Crested Butte was once a mining community, and today much of the historic charm is found downtown. The charming Colorado mountain town also happens to be an extreme skiing hub, with heart-pounding routes, but plenty of more relaxing activities to follow. Nordic skiing, fishing, and hiking can all be enjoyed with fewer people than hotter destinations like Jackson Hole. In the summer, wildflowers carpet valleys, and mountain biking routes open up.
Minnesota houses Voyageurs National Park near International Falls. Being one of the least visited parks as well, vacationers get all the perks more popular destinations offer without the crowds. Gorgeous waters connect to provide vast recreational terrain—swim, fish, or rent a boat to spend endless hours floating and soaking up the sun. Forests, wildlife hot spots, and campsites add further excitement to a family getaway. Oh yeah, the northern lights can sometimes be spotted as well.

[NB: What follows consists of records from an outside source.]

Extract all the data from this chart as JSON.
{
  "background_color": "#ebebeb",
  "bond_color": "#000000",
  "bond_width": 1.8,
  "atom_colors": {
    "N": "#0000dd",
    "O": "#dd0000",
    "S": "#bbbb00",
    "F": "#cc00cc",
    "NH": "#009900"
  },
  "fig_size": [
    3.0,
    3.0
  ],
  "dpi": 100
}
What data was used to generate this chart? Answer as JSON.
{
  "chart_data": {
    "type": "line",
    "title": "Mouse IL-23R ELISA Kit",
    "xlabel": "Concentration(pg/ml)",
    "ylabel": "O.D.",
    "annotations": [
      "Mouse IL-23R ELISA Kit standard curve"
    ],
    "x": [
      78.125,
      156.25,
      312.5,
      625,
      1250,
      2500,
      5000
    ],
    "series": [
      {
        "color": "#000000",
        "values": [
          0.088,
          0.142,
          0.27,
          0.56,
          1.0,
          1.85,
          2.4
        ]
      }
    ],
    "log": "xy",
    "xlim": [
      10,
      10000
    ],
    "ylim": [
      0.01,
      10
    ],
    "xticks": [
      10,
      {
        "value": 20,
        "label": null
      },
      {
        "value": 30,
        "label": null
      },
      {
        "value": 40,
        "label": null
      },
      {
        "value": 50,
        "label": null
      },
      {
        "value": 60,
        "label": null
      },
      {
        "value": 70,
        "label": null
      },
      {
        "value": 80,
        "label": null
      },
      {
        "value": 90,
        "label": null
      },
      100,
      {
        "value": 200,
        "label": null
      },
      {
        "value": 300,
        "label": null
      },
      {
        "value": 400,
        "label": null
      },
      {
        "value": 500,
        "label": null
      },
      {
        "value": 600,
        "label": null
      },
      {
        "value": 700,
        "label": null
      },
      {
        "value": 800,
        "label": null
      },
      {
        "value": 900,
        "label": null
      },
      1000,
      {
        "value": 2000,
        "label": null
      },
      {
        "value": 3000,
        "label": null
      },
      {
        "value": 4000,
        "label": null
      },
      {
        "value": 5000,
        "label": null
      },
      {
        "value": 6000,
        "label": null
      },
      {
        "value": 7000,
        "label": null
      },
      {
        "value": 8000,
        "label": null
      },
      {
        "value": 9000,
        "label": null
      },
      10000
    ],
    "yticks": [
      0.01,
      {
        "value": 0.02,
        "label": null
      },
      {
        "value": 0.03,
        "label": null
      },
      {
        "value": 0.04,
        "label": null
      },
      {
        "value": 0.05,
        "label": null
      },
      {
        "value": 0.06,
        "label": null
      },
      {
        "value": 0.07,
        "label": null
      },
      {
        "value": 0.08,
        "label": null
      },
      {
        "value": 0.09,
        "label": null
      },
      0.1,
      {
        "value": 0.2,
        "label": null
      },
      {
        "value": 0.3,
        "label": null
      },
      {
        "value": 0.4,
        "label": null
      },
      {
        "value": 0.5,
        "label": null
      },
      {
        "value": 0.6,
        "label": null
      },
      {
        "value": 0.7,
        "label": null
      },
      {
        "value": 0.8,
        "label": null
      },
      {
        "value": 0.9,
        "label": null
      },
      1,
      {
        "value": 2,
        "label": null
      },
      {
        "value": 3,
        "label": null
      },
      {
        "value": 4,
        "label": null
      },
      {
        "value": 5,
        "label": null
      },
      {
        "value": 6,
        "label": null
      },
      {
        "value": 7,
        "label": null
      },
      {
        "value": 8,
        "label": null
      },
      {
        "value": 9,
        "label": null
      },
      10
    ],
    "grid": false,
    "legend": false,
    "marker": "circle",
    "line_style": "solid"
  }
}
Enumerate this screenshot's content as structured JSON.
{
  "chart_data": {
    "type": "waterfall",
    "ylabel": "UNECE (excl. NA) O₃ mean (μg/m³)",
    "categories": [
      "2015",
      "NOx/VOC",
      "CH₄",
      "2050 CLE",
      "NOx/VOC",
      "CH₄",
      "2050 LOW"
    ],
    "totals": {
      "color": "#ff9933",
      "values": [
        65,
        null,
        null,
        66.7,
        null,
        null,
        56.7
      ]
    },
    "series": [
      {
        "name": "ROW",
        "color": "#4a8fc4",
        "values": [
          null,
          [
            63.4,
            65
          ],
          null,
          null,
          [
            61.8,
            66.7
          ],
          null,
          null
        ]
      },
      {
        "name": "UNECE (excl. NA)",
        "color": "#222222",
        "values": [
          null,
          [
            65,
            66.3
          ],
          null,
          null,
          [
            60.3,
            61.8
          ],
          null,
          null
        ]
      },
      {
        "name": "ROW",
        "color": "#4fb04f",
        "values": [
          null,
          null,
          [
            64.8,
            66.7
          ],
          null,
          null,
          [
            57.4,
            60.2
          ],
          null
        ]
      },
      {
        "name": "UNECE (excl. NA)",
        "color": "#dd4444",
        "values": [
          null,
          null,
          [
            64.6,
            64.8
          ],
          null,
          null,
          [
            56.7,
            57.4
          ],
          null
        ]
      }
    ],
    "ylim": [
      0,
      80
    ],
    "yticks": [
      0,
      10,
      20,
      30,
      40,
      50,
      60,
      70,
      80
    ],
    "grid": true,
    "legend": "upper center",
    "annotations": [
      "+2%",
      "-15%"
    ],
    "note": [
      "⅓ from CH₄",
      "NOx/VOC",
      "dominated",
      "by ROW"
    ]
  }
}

Ogden, Utah is home to three drastically different ski resorts just outside of the city’s center. Public transportation runs to some of the skiing hot spots. One of the resorts, Snowbasin, has exciting summer activities like open-air dining as well. Like most ski areas, these convert to accommodate summer fun. Ogden itself is loaded with artisan eateries, cozy hotels, and a super cool historic street with a train station museum at the end.
Orcas Island, Washington is part of the San Juan archipelago and is accessible out of Seattle via seaplane or car ferry. Once out on the island, crowds diminish greatly from what is found among city hot spots, and the full beauty of the Pacific Northwest is revealed, uninterrupted. While the summer is certainly the most popular, Orcas never becomes overwhelmed by people. Come stay in a cozy hotel, spend days hiking, whale watching, and bridge jumping.
Islamorada, Florida is a part of the “Keys” and is higher up, closer to Miami. While Key West can really buzz year-round, Islamorada has largely been able to retain significantly more serenity. Here, it’s about fishing, swimming, and nature largely, while plenty of fresh seafood restaurants is available to visitors. Small resorts with a tranquil ambiance embody the laid-back feel of this undersung Key.
The Black Hills of South Dakota sits on the western side of the state. While Mount Rushmore can be quite the popular place during the summer, so much surrounding forest and mountain terrain offers plenty of other cool spaces to spread out. Caves, zip lines, trails, and more have made this slice of South Dakota an often overlooked wilderness haven. Keystone is a nearby town with cozy lodges and places to eat. Three miles away is Mount Rushmore, which is less crowded during the fall.
Finger Lakes, New York is an expansive region complimented by an accumulation of lakes. Formed by glacial melt, the crystal clear bodies of water support a wealth of activities, come summer or winter. From skiing and ice fishing to kayaking and hiking, it’s an outdoor paradise. However, Finger Lakes has been compared to wine regions such as Napa Valley and is noted to be a phenomenal alternative. This part of New York is thought of as a foodie region, with farmers market goodies and artisan eats to pair with Chardonnay or Cabernet.